Up Your Score: The Underground Guide to the SAT has been around so long it is no longer "underground." First published in the 1980's, each edition stays fresh by recruiting top-scoring students as co-authors. The 2013-2014 edition is by Larry Burger, Michael Colton, Jaja Liao, Manek Mistry and Paul Rossi.
This guide is intended as a supplement to The Official SAT Study Guide. Up Your Score does not include any practice exercises. Compared to other supplementary guides, this book includes more advice on studying (how to concentrate, how to improve your memory, best time of day to memorize something, etc) stress reduction, and general test-taking strategies. The section on guessing strategies is one of the most interesting of its type that I've read. There is even a section on bubbling technique. Apparently some students take a ridiculously long time to color in the bubbles. Who knew? Most of the tips are of the type you see in every guide, but there are a few new ones here. This guide is more fun than most.
When it comes to content, there isn't much here. One third of the book is devoted to vocabulary. The book doesn't have a whole lot to say on the rest of the critical reading section. There are 600 words in the vocabulary list. The bad news: they are arranged alphabetically instead of by meaning. The good news: after dozen words or so there is a silly alliterative story using those words designed to help you remember them. Another thing this book does well is to distinguish between words you might need to know to answer the vocabulary questions at the beginning and literary terms you might need to know to answer the passage content questions.

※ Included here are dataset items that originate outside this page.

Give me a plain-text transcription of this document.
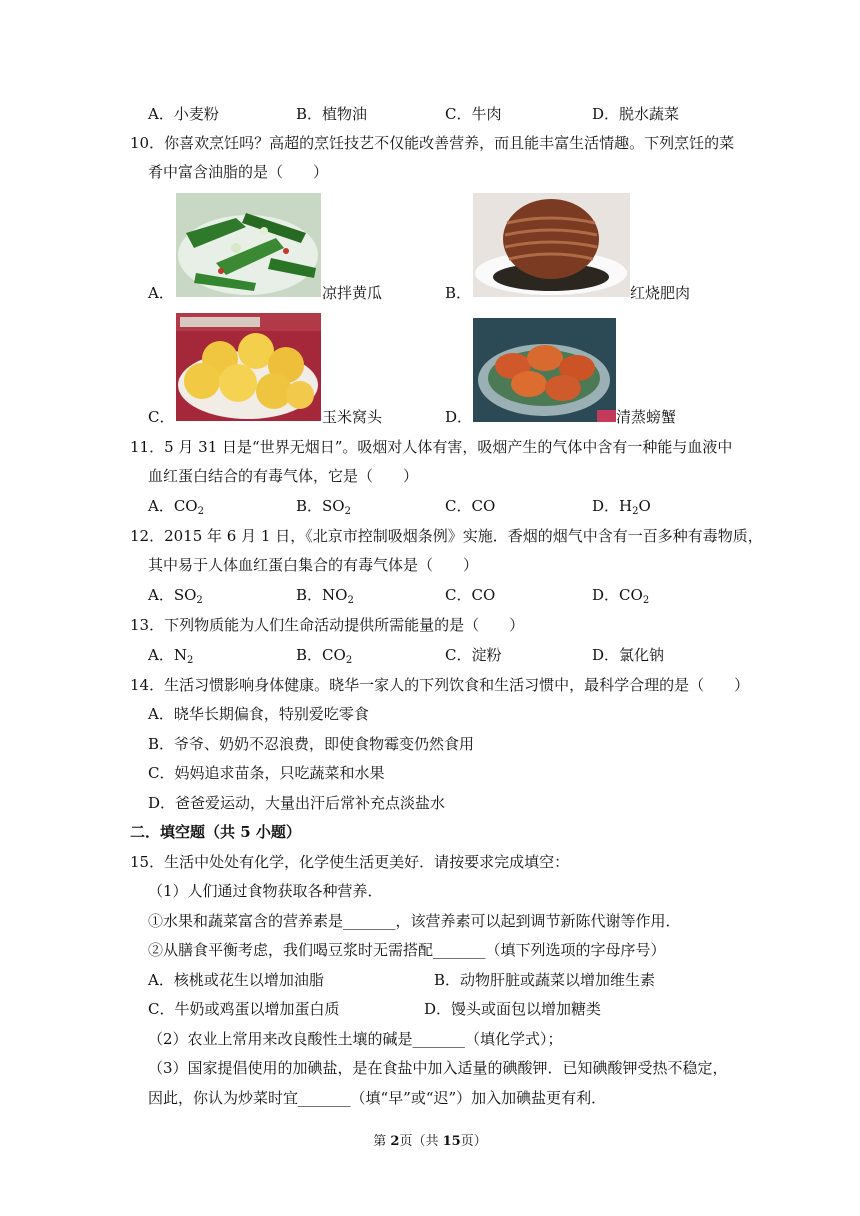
A．小麦粉	B．植物油	C．牛肉	D．脱水蔬菜
10．你喜欢烹饪吗？高超的烹饪技艺不仅能改善营养，而且能丰富生活情趣。下列烹饪的菜
肴中富含油脂的是（　　）
A．	凉拌黄瓜	B．	红烧肥肉
C．	玉米窝头	D．	清蒸螃蟹
11．5 月 31 日是“世界无烟日”。吸烟对人体有害，吸烟产生的气体中含有一种能与血液中
血红蛋白结合的有毒气体，它是（　　）
A．$CO_2$	B．$SO_2$	C．CO	D．$H_2O$
12．2015 年 6 月 1 日，《北京市控制吸烟条例》实施．香烟的烟气中含有一百多种有毒物质，
其中易于人体血红蛋白集合的有毒气体是（　　）
A．$SO_2$	B．$NO_2$	C．CO	D．$CO_2$
13．下列物质能为人们生命活动提供所需能量的是（　　）
A．$N_2$	B．$CO_2$	C．淀粉	D．氯化钠
14．生活习惯影响身体健康。晓华一家人的下列饮食和生活习惯中，最科学合理的是（　　）
A．晓华长期偏食，特别爱吃零食
B．爷爷、奶奶不忍浪费，即使食物霉变仍然食用
C．妈妈追求苗条，只吃蔬菜和水果
D．爸爸爱运动，大量出汗后常补充点淡盐水
二．填空题（共 5 小题）
15．生活中处处有化学，化学使生活更美好．请按要求完成填空：
（1）人们通过食物获取各种营养．
①水果和蔬菜富含的营养素是_______，该营养素可以起到调节新陈代谢等作用．
②从膳食平衡考虑，我们喝豆浆时无需搭配_______（填下列选项的字母序号）
A．核桃或花生以增加油脂	B．动物肝脏或蔬菜以增加维生素
C．牛奶或鸡蛋以增加蛋白质	D．馒头或面包以增加糖类
（2）农业上常用来改良酸性土壤的碱是_______（填化学式）；
（3）国家提倡使用的加碘盐，是在食盐中加入适量的碘酸钾．已知碘酸钾受热不稳定，
因此，你认为炒菜时宜_______（填“早”或“迟”）加入加碘盐更有利．
第 2页（共 15页）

The math section begins on such an elementary level that, honestly, if you don't know how to do that then you aren't the sort of person who can learn math from a book. It then proceeds to brush lightly over far too much material without either giving an opportunity to practice or referring you to appropriate problems in The Official Guide.
The writing section is short and tries to cover both the multiple choice content and essay advice.
I picked up a copy at BJ's for under $10, so the price isn't all that bad. However, if you've already read another guide, this one doesn't have enough new stuff to make it worth buying. Check a copy out at your school or local library and then read just the useful bits. If this will be your first guide it's worth the price, although if you find out that you need more intensive help in a particular section, this one won't cut it for you.